Materials and methods
From September 2000 to September 2010, a total of 162 patients with 191 dysplastic hips between 1.5 and 6 years old were managed with this high-level Dega osteotomy. From each patient’s record, clinical status was retrospectively assessed using modified McKay criteria; radiological evaluations were assessed according to the modified Severin classification, the mean acetabular index (AI), Sharp angle and center-edge (CE) angle. Any occurrence of complications was recorded postoperatively.
Results
The average age at surgery was 3.6 years (range 1.5 to 6.0), mean duration of follow-up 11.3 years (range 5.0 to 16.9). The latest follow-up fineness (favorable and good) rate in clinical and radiological evaluations was 92.7 % and 91.1 % respectively.
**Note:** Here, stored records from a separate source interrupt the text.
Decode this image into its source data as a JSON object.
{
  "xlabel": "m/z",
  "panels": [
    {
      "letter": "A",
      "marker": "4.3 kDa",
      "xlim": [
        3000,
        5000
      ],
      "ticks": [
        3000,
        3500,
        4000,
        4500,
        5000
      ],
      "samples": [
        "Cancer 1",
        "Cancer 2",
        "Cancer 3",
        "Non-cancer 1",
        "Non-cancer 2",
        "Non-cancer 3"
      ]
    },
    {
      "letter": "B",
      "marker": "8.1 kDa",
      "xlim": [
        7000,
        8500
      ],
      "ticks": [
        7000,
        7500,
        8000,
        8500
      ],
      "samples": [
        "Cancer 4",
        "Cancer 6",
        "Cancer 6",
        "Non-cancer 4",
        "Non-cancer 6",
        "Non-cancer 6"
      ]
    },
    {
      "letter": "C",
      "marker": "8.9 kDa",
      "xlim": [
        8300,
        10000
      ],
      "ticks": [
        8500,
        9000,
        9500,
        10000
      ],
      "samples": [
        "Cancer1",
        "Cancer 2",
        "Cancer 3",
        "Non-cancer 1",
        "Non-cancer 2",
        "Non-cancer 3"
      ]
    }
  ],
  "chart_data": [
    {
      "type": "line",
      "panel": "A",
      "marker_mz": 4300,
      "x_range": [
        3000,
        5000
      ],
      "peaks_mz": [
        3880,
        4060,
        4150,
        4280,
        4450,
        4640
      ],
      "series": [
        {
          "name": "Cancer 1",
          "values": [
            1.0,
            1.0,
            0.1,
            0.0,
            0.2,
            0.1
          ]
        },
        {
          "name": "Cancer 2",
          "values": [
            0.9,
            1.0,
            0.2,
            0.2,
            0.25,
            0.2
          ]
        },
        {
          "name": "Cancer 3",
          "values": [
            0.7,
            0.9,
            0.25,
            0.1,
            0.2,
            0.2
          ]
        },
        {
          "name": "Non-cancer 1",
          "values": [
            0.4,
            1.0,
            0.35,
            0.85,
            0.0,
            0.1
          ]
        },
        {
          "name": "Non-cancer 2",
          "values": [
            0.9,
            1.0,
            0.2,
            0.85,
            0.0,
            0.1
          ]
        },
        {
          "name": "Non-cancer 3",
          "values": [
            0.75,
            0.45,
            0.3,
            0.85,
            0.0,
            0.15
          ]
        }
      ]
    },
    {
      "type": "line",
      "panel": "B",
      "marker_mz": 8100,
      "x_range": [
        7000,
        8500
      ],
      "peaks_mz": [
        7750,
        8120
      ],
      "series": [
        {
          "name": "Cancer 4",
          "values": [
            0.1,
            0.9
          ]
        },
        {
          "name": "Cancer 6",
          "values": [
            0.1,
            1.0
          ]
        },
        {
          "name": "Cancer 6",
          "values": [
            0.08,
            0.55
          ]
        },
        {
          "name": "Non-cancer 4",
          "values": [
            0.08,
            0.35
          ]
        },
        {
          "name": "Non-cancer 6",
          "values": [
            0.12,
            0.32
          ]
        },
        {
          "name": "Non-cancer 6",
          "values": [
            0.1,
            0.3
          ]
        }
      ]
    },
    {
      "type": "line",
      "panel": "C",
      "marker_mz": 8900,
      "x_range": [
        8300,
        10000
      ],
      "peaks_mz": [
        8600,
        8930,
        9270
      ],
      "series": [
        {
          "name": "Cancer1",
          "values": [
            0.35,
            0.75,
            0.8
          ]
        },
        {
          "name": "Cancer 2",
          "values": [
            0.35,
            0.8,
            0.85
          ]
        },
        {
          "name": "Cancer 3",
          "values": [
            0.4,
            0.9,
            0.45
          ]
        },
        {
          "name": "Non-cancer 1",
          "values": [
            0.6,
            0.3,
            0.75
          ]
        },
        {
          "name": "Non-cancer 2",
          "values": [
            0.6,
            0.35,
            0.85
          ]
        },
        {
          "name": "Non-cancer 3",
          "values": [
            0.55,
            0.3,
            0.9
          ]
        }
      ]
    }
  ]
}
There was a marked trend toward normalization of radiographic indices during the follow-up period: the mean AI changed from 38.0° to 20.8°, the mean Sharp’s angle decreased from 59.9° to 39.2°, and the mean CE angle increased from −10.7° to 29.4°, preoperatively and at the latest follow-up respectively. No major complications were recorded during follow-up.
Conclusion
The high osteotomy cut Dega procedure for patients between 1.5 and 6 years of age was found to be sufficient for improving clinical and radiographic outcomes and inducing little morbidity and few complications for late-detected pediatric walking DDH patients.